DeepSpeed deepspeed-v1 prep notes

Please edit this Issue to collect notes for deepspeed v1 work

TODO items

Start adding TODOV1 comments where needed in preparation for changes, e.g. so far used in changing the logger defaults

Example:

https://github.com/deepspeedai/DeepSpeed/blob/066d912052b5eaf6094a2e57d20a163ba6517db8/deepspeed/launcher/launch.py#L105-L108

Backward compatibility breaking

This is an opportunity to redesign some APIs, change defaults to better ways. We of course, should try to minimize any breakage.

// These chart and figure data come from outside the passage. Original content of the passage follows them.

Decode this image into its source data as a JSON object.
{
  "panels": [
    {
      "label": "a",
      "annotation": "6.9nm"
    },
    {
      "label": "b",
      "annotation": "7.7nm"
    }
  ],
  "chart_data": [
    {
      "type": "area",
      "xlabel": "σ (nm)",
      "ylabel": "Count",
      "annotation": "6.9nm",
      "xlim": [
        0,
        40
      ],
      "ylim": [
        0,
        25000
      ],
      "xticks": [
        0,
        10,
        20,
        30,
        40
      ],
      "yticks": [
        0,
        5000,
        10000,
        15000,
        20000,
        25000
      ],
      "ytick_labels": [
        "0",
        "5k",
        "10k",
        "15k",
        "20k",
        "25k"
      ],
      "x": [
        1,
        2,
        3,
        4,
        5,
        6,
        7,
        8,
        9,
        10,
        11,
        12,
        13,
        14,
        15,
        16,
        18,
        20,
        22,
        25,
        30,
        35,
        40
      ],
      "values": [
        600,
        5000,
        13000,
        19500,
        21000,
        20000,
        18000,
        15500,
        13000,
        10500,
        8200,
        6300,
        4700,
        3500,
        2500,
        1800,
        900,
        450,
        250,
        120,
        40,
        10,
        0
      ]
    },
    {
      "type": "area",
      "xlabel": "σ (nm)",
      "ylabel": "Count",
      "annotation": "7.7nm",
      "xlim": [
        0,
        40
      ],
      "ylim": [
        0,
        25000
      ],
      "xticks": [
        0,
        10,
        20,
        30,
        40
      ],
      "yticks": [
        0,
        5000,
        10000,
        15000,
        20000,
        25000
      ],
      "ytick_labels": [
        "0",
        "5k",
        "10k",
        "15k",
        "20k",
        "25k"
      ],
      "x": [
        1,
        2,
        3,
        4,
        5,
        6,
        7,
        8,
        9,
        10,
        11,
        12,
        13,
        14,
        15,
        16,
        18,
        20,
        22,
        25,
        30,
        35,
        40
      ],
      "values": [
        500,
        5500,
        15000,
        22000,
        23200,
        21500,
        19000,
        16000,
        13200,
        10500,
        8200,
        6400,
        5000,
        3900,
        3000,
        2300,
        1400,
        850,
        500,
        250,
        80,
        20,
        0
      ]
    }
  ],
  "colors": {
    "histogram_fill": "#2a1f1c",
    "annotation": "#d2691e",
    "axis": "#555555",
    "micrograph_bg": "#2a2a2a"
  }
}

Also we should consider a back-compat module which if important will try to restore the old functionality where possible to easy with transition.

Logging subsystem

change the default logging levels to logging.WARNING see TODOV1 tags in code
we need to untangle 3 different loggers and streamline them into ideally 1. Currently we have:
- Command-line for launcher
- ds_config for DS engine
- builder

probably we should clean up deepspeed.utils.__init__ as it shouldn't load builder code. If we are just importing the logger. probably should leave logger out of depspeed.utils.__init__ and use a direct from deepspeed.utils.logging import logger

we want per module log levels - so for example if wall_clock_breakdown: true it should be printing stats regardless of log level and currently it doesn't (I'm adding a workaround to use print instead).

Collectives / Comms

Process group management: switch to device mesh to modernize deepspeed
where possible drop the custom functional collective API and replace with optimized torch.distributed API (which didn't exist when deepspeed was created)

Related discussions:

https://github.com/deepspeedai/DeepSpeed/pull/7526#discussion_r2312645622

Sep 02 '25 20:09 stas00

@stas00 We can take a closer look at refreshing process group management in the next couple of months. May I know if you have any detailed expectation on the refreshed APIs and internals?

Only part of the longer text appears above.